C'est un peu difficile à appréhender. A l'époque, les régions où vivaient les Mayas étaient beaucoup plus densément peuplées qu'aujourd'hui. Des études environnementales ont livré quelques indices qui indiquent une forte érosion, due sans doute à l'agriculture et au déboisement. 
 
In fine, l'étude souligne avant tout l'importance de la structure sociale, qui peut empêcher une allocation optimale des ressources. A commencer par le fossé croissant entre les élites et le reste de la population... 
 
Il ne faut rejeter aucun critère et celui-ci, en effet, a été avancé chez les Mayas. Non seulement l'écart s'est creusé entre les élites et le reste de la population, mais il faut aussi prendre en compte la pression exercée sur les élites. Pendant une période, il y a eu une compétition entre les élites, par exemple entre les cités de Tikal et Calakmul. Elles se sont livré la guerre par cités interposées en établissant des alliances, à tel point qu'elles ont fini par faiblir peu à peu.
 
Finalement, l'étude prend appui sur les Mayas pour fixer un modèle bien précis dans lequel "la croissance de la population riche met en péril la disponibilité des ressources pour la masse". Quelle est votre lecture d'archéologue ?
 
Cela concerne des régions assez vastes, les causes ne sont peut-être pas les mêmes partout. Tout d'abord, est-ce qu'il y a "collapse" ou pas ? Maintenant que l'on connaît mieux la chronologie, on se rend compte que certains sites se sont effondrés assez tôt tandis que d'autres ont duré plus longtemps qu'on ne le pensait.
 
Ensuite, quelles sont les causes ? Par exemple, on a longtemps considéré que les Mayas fonctionnaient sur du brûlis et épuisaient ainsi les sols. Puis on s'est rendu compte qu'il y avait un système intensif avec enrichissement des sols sur du parcellaire, avec une productivité et un temps d'épuisement des terres sans doute supérieurs à ce qu'on pensait.

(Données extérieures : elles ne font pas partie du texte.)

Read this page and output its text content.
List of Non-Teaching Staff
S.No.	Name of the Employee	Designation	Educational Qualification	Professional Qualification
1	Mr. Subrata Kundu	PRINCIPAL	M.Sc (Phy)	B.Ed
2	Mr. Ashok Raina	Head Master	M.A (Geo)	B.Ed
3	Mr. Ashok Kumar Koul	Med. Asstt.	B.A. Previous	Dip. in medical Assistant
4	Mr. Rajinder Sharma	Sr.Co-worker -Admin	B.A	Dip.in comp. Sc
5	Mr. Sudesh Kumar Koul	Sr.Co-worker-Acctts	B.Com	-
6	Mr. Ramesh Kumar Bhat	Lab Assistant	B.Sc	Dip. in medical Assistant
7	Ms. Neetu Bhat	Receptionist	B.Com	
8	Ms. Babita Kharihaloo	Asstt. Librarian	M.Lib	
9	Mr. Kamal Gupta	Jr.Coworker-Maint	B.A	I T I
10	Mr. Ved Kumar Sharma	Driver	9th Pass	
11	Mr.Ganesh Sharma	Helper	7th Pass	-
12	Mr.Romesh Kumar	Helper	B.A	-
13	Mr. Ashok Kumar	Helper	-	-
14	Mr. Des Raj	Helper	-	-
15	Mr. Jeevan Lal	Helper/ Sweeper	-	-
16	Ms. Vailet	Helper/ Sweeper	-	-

La compétition entre les cités a entraîné de plus en plus de constructions, et donc une utilisation intensive de la chaux qui sert de mortier et recouvre les bâtiments. Du coup, il a fallu du bois pour faire la chaux et donc défricher. Tout ce cycle aboutit à une surexploitation. Mais une chose est sûre, il n'y a jamais un seul facteur pour expliquer la chute d'une civilisation.